LE VOYAGE À L'ENVERS

L’histoire de l’œuvre

Ce neuvième roman aurait été inspiré à Christine de Rivoyre par une croisière dans les îles grecques, mais le cadre idyllique (la mer, le soleil) du récit n’est, en fait, pour la romancière qu’un nouveau prétexte pour remonter le temps et retrouver l’Amérique, les souvenirs de ses années d’étudiante à Syracuse et ses étés à Cape Cod. Par son sujet, le roman se rapproche de La Tête en fleurs et de La Glace à l’ananas, qui avaient déjà pour cadre l’Amérique, et par ses personnages et par la satire du monde de la presse et du tourisme de masse du roman précédent Fleur d’agonie. L’originalité du Voyage à l’envers vient de ce que l’action est vue à travers le regard d’un homme : Foulques, dit Fou. Si ce n’est pas la première fois que la romancière a recours à ce procédé (voir La Glace à l’ananas), ce choix se complique d’une source autobiographique : « Fou, c’est moi. Ma misanthropie, mes manques de méfiances, mon angoisse et en même temps ma très calme acceptation de l’âge et de la mort, au bout. » Christine de Rivoyre a mis beaucoup d’elle-même, de ses désirs avoués ou cachés, de ses rêves et de ses regrets, dans une œuvre où s’exprime la pleine maîtrise de son style (« il faut faire du classique avec du pittoresque » confiait-elle à propos du roman). L’oeuvre est dédiée à Joan Phelan Tuttle, amie fidèle, rencontrée dans les années 40 à Syracuse et qui inspire le personnage d’Allison.

Au fil du texte

Clara, rédactrice en chef d’un grand magazine féminin loue un bateau en Grèce et organise une petite croisière en mer Egée. Elle y invite deux hommes. Son amant au beau prénom ancien de Foulques, que ses amis appellent Fou, quadragénaire séduisant et rêveur. Et son collaborateur au journal, Jean-Loup, beau jeune homme invité pour faire nombre et que les femmes laissent indifférent.
Au hasard des escales, Jill, une jeune femme aux cheveux « blond fraise » rejoint l’équipage.
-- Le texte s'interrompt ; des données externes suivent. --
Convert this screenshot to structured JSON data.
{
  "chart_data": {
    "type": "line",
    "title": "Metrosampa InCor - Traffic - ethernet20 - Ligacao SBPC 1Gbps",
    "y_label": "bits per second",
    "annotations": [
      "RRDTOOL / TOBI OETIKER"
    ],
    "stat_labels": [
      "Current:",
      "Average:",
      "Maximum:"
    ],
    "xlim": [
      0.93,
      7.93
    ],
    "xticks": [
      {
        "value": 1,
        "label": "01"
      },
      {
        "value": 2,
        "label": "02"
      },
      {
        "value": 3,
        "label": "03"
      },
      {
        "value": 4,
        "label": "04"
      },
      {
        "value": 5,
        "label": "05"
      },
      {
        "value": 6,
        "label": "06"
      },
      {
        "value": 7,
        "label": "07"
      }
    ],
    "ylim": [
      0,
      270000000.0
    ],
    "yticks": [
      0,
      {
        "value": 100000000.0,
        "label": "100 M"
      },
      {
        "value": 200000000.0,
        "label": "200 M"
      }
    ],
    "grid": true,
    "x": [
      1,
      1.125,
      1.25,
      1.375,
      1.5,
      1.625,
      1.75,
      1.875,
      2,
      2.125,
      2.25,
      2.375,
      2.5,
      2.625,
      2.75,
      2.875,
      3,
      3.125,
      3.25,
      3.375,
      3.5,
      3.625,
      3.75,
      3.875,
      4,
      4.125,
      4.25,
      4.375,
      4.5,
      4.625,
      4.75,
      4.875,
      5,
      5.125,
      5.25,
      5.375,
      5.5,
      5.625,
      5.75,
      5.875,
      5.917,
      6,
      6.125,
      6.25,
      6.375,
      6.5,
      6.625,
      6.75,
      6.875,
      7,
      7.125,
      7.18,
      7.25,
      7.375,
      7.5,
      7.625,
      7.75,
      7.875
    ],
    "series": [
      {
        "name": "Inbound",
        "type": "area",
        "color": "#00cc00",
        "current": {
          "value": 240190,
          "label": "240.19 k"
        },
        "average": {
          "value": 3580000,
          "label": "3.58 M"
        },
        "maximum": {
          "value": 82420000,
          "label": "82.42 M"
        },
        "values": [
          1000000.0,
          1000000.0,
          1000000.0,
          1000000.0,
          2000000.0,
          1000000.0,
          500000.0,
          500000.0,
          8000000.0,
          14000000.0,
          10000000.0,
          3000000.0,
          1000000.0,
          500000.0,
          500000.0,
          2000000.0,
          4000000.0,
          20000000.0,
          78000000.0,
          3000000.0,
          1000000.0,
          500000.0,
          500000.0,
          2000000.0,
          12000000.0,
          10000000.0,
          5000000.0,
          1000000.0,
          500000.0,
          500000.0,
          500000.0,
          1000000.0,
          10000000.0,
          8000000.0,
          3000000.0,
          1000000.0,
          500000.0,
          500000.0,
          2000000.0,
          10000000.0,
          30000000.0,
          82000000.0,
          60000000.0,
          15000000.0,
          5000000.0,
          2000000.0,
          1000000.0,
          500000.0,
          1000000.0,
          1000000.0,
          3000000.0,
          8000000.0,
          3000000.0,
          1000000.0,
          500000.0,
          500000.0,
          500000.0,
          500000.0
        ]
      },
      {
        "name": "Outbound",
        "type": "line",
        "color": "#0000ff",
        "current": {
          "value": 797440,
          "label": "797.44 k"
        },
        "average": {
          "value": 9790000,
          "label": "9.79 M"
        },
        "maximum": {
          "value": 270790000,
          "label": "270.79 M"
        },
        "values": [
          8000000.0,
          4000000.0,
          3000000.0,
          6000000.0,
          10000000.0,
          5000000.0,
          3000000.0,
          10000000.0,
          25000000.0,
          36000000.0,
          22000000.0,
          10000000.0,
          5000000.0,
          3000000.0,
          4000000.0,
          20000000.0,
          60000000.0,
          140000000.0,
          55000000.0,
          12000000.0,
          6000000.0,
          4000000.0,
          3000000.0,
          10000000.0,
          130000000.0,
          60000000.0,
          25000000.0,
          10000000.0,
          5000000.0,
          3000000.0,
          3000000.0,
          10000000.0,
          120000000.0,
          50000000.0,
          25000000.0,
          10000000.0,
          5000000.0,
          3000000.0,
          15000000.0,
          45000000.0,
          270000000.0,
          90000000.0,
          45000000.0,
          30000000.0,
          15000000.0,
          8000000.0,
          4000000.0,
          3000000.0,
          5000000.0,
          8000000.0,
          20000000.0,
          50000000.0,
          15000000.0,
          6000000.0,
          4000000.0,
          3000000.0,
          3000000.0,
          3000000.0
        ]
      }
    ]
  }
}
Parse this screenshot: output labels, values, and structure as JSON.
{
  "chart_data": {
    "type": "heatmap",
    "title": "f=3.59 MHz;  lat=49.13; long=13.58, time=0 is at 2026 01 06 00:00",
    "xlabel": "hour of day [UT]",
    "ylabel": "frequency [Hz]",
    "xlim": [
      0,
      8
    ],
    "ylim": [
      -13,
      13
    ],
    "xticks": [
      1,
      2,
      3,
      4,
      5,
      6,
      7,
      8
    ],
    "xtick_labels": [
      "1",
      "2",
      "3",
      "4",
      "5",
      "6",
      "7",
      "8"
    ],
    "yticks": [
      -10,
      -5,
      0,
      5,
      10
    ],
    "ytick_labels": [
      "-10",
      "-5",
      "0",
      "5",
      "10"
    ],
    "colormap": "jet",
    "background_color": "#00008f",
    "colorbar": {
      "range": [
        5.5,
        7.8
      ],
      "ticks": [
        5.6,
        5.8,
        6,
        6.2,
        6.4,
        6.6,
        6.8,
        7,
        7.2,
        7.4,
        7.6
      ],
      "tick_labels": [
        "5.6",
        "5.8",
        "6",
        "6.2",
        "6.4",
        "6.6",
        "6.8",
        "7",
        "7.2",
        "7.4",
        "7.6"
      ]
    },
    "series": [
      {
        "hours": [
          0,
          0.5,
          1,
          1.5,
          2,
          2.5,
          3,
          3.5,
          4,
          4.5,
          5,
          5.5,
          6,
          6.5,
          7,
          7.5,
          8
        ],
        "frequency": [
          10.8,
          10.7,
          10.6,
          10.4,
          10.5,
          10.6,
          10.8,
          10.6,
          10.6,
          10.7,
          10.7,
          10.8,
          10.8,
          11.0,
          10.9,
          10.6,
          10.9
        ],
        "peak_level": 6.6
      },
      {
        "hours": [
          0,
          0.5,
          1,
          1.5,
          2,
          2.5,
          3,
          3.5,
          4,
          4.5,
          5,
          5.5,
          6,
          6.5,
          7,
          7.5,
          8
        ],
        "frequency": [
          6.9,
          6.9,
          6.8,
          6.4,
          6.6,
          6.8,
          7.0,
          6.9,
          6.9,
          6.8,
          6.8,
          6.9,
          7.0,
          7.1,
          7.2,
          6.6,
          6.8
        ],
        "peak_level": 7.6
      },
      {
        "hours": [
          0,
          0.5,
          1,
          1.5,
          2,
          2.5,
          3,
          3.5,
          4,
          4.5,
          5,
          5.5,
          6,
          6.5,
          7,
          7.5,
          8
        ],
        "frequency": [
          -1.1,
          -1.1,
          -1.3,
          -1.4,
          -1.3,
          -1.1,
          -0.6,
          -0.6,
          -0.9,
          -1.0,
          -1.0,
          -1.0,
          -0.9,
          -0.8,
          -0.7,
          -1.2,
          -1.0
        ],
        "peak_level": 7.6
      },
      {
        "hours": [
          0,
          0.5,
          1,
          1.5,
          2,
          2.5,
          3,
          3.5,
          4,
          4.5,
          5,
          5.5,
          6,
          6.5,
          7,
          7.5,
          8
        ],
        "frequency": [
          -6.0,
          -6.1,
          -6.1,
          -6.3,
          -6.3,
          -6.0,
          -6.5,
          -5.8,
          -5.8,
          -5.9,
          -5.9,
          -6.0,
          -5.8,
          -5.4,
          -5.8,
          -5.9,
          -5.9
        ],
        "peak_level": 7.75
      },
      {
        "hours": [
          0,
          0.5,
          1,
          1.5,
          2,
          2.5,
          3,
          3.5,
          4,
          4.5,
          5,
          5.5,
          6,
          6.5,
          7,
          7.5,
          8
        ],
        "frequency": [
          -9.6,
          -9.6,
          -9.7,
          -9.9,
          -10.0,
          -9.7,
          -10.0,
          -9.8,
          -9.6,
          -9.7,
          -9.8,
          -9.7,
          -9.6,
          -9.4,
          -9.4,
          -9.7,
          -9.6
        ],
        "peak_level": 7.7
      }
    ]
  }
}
L’arrivé de Jill replonge Fou dans les souvenirs de ses 20 ans, lorsqu’il fit la connaissance aux Etats-Unis, d’une autre blonde, la douce Allison qu’il aima mais laissa partir. Le premier, le seul grand amour d’un jeune Fou dans l’île de Nantucket, chère à Melville, où il a vécu avec elle, le plus bel été de son existence. Avec cette passagère inespérée, Fou entreprend un « voyage à l’envers ».

Réception

De l’aveu même de la romancière, Le Voyage à l’envers connut « un bon succès de presse et un correct – sans plus – succès de vente » après l’immense succès de Boy, quatre ans plus tôt. Il faut dire que la concurrence était rude avec la sortie posthume du Temps des amours de Marcel Pagnol, dont plus de 500.000 copies d’écoulèrent, et du nouveau Françoise Sagan : Le Lit défait. « Ses lecteurs, et ils sont nombreux, vont retrouver avec joie Christine de Rivoyre. Pareille à elle-même ? Oui et non. Oui parce que dans ce roman en comédie de mœurs à quatre personnages, s’allient une fois de plus l’art pur et l’observation aiguë, le sarcasme et la tendresse, la désinvolture gaie et la profondeur un peu amère qui composent le style et le ton de cet écrivain. Non, parce que, pour la première fois, elle se glisse dans la peau d’un homme, mais qui lui ressemble comme une sœur. », écrit Jacqueline Piatier dans Le Monde.
Pierre de Boisdeffre, dans La Revue des deux mondes, dira son intérêt pour le sujet : « j’ai pris beaucoup de plaisir à retrouver dans le récit de Mme de Rivoyre, cette Amérique des années 50 que j’avais découverte à Harvard et à Cape Cod… une Amérique universitaire et provinciale, encore puritaine.» Et apprécie « le mécanisme proustien du souvenir » déclenché chez le narrateur lors de sa rencontre amoureuse.
Et c’est avec ce roman que Bernard Pivot, le fondateur de la grande émission littéraire télévisuelle des années 70, l’a pour la première fois interviewée dans le cadre d’une série diffusée pendant l’été « Ah ! vous écrivez ? » où le journaliste rendait visite aux auteurs dans leur résidence d’été

Anecdotes

Le roman s’est d’abord intitulé La Mauvaise humeur, en référence à l’état d’esprit du personnage de Foulques pendant la croisière, puis le choix de la romancière s’était arrêté sur un autre titre Fou d’Amérique, mais celui-ci ayant été déjà choisi par Yves Berger, elle dut y renoncer.

Extrait

« [Allison] mon fantasme, ma fixation, mon alibi, la plaie de mon existence, la cause de tous mes maux. Elle que je n’ai jamais su ni garder ni perdre, avec laquelle je n’ai jamais rompu mais pour qui je n’ai jamais su me décider, changer de vie, de pays, lutter, construire. Elle avec qui je me suis conduit, comme avec ma fameuse botanique, en amateur, parce que je préfère le songe à la réalité et que je trouve ça plus commode, plus confortable, moins périlleux, une histoire sans conclusion, un roman inachevé. »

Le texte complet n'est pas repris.